The private equity landscape is also being shaped by evolving investment themes, including defense politics, technology ecosystems, and strategic advisory roles. Political considerations are beginning to impact defense strategies for private equity firms, introducing complexities into deal-making and co-investment opportunities within the sector.

In technology, Spain is emerging as a dynamic tech ecosystem within Europe a within Europe, while European deeptech investment has reached annual records in just six months. The British Business Bank is set to back UK scaleups with £400 million annually, aiming to bolster the nation's technology sector. One proposed idea for transforming Britain's tech sector centers on a simple yet radical concept.
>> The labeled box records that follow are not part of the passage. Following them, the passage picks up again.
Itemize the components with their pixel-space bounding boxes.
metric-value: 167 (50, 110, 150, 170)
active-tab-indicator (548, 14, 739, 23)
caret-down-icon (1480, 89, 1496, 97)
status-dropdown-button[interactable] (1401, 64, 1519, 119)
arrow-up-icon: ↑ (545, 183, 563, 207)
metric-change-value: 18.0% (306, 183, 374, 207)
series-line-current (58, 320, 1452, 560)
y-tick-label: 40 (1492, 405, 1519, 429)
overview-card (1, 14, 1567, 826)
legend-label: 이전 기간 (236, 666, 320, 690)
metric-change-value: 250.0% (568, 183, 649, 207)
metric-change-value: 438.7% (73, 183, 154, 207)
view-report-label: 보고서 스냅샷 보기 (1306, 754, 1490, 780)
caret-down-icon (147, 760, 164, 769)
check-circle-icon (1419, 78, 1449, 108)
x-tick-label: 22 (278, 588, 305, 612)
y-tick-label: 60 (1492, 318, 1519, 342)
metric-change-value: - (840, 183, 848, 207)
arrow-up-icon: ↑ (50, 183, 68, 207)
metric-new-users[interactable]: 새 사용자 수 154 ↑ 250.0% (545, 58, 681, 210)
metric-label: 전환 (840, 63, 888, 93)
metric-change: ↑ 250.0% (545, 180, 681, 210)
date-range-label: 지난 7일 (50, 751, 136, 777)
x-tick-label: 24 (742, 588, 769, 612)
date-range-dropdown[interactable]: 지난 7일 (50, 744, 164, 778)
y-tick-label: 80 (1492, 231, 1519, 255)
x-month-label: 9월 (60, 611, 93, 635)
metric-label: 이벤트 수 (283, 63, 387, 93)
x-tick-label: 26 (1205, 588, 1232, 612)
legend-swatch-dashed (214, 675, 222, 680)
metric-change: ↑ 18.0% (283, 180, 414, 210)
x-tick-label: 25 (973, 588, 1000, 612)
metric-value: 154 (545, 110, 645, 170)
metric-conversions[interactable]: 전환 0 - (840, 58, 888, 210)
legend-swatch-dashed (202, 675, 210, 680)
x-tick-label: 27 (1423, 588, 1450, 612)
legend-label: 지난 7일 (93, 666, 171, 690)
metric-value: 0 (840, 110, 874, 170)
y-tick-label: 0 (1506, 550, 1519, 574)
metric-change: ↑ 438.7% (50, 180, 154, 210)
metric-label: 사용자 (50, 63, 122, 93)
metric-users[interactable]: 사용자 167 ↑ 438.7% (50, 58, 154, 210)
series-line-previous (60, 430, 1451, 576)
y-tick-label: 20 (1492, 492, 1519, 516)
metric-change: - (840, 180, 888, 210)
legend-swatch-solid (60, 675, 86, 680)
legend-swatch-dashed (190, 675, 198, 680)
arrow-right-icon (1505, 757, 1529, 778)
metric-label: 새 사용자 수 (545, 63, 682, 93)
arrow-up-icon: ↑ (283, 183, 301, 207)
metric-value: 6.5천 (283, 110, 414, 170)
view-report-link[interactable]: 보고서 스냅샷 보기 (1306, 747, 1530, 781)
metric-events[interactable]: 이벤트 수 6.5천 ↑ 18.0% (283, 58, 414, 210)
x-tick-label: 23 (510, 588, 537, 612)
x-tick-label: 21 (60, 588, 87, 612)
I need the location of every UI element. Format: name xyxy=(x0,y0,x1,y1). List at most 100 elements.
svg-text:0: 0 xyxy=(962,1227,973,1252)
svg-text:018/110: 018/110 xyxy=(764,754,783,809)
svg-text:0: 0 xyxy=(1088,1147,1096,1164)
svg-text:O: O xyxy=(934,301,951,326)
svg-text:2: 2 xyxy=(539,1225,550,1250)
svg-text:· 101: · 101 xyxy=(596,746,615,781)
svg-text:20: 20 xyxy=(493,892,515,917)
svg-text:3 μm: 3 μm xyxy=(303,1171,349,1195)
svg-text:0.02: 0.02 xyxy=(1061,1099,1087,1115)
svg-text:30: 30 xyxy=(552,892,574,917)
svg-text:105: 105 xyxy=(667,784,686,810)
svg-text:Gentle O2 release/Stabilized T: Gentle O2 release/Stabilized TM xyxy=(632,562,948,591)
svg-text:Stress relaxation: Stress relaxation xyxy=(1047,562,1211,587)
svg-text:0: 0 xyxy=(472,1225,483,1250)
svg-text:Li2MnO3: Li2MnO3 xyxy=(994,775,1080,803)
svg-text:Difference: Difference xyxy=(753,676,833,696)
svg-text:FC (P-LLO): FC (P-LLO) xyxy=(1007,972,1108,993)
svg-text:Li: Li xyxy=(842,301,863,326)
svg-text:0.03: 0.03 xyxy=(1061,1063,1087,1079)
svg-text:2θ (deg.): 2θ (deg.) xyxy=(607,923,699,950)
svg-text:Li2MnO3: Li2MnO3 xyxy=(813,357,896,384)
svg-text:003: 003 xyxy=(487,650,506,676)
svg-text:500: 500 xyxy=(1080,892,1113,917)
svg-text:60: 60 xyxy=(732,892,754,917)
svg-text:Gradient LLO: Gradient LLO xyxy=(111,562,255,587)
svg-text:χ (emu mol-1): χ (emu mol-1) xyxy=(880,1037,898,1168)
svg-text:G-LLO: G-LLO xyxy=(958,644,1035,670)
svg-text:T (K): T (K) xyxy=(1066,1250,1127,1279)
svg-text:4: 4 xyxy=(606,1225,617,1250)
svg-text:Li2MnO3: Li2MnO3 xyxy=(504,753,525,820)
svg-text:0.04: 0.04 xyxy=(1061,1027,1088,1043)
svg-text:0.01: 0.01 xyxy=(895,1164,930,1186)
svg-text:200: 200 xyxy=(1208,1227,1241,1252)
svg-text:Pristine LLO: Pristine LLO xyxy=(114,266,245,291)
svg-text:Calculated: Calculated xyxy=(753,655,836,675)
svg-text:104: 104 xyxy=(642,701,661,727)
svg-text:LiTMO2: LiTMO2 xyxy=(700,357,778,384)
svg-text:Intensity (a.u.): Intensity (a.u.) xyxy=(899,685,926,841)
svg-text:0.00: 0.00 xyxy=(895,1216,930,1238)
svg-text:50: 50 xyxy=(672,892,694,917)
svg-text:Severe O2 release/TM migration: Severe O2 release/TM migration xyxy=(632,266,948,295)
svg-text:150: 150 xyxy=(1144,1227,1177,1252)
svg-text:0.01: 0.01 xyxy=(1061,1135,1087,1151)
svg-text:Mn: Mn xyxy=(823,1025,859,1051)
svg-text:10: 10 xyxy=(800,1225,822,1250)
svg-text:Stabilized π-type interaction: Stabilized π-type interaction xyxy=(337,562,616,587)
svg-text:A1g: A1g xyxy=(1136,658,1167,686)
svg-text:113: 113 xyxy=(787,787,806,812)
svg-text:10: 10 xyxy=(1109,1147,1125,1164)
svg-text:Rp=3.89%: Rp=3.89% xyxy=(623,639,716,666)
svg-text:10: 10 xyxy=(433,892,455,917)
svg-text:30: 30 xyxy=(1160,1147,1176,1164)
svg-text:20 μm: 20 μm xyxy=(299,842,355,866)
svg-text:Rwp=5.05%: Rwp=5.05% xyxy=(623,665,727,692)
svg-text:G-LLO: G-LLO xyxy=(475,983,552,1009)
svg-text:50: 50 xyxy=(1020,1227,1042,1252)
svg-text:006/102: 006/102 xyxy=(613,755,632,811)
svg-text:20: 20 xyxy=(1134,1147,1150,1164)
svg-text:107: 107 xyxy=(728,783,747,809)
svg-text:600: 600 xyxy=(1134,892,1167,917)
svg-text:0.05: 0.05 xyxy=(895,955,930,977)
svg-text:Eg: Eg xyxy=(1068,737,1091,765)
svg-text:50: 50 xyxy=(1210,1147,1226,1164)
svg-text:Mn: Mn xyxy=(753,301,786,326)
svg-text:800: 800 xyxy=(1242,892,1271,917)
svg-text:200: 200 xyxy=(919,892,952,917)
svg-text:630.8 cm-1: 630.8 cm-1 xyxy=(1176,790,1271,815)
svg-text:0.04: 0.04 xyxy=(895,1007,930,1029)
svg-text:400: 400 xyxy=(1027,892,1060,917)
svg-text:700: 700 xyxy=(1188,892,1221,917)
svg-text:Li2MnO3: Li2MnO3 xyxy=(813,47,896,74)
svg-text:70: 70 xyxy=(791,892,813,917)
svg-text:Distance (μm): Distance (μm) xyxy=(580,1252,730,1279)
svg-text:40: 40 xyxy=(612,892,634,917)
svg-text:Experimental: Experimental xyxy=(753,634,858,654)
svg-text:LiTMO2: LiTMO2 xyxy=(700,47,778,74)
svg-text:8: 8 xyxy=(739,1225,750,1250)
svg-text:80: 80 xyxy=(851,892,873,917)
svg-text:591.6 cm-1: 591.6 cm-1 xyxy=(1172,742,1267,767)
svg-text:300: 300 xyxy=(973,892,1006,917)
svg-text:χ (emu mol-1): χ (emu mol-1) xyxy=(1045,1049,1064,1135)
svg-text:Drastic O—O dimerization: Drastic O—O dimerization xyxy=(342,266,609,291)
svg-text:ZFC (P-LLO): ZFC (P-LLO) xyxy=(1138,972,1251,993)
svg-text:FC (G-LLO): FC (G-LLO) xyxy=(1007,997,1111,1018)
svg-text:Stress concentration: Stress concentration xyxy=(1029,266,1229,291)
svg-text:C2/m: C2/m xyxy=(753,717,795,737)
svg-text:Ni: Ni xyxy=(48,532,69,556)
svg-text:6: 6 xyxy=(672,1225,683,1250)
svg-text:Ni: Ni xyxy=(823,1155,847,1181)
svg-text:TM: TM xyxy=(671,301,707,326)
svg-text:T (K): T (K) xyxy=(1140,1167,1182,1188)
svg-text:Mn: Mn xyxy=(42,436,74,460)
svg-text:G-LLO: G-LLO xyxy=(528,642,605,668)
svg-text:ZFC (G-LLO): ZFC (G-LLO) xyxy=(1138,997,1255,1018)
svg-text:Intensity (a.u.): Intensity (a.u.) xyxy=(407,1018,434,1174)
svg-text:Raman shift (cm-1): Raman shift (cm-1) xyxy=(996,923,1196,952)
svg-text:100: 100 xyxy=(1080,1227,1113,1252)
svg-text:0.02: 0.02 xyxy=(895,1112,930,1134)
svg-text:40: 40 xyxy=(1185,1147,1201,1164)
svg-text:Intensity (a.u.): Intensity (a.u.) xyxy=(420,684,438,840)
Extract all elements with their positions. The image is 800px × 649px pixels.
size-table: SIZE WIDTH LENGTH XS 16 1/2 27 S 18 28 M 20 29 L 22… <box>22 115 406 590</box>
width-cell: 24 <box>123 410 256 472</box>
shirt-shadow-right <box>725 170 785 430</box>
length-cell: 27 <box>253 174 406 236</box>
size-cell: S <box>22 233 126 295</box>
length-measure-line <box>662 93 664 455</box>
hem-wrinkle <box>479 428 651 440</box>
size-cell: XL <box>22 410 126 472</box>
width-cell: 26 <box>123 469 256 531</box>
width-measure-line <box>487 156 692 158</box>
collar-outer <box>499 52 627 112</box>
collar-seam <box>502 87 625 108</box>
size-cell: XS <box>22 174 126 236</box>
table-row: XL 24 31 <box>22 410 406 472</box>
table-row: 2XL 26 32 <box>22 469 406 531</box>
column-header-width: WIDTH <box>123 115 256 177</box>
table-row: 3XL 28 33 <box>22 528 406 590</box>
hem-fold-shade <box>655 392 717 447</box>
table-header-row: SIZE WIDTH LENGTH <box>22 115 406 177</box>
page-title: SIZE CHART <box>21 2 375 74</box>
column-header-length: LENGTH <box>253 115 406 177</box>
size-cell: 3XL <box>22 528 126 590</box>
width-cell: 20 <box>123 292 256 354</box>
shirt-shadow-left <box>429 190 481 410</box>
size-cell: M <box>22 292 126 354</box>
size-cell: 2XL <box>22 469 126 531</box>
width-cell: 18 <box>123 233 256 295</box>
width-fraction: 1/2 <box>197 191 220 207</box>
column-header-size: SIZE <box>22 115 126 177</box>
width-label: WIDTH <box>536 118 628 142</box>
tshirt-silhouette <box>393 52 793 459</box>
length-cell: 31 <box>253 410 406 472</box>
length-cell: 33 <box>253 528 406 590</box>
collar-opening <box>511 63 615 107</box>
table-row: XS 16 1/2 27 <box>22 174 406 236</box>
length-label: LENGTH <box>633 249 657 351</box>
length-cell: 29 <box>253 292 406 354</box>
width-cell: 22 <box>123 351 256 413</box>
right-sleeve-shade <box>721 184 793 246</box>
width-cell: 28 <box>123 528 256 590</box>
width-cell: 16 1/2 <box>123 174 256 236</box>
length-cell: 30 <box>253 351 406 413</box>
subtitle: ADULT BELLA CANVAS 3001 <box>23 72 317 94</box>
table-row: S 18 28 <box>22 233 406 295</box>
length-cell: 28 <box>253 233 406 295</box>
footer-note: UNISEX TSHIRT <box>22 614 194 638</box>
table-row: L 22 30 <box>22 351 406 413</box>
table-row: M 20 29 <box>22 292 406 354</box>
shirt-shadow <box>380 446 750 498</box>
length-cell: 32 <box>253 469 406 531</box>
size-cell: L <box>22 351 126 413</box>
The venture capital market continues to see significant activity, with AI disruptions influencing investment decisions. Kline Hill is leading a deal for Plaza Ventures’ capital vehicle for a digital advertising company, providing Plaza more time with Stack Adapt amidst ongoing AI advancements.

In talent acquisition and advisory, Strategic Value Partners has appointed Jean Baptiste de Boissieu as managing director to its European investment team, having previously worked at Davidson Kempner. In a unique move, tennis legend Novak Djokovic has joined General Atlantic as a global strategic advisor, signaling the firm’s interest in leveraging high-profile endorsements and strategic guidance. Separately, Investcorp has established a new software engineering platform with Net Rom Software and Trivium eSolutions as its founding businesses, reflecting a growing M&A trend in mental health and neurodiversity sectors.

Fundraising performance is a key indicator for the industry, with the PEI 300 ranking of private equity firms by fundraising volume revealing insights into the sector's comeback. This comes as CPP Investments and Blackstone Credit & Insurance have anchored Element Fleet Management’s funding program, committing to provide flexible financing solutions.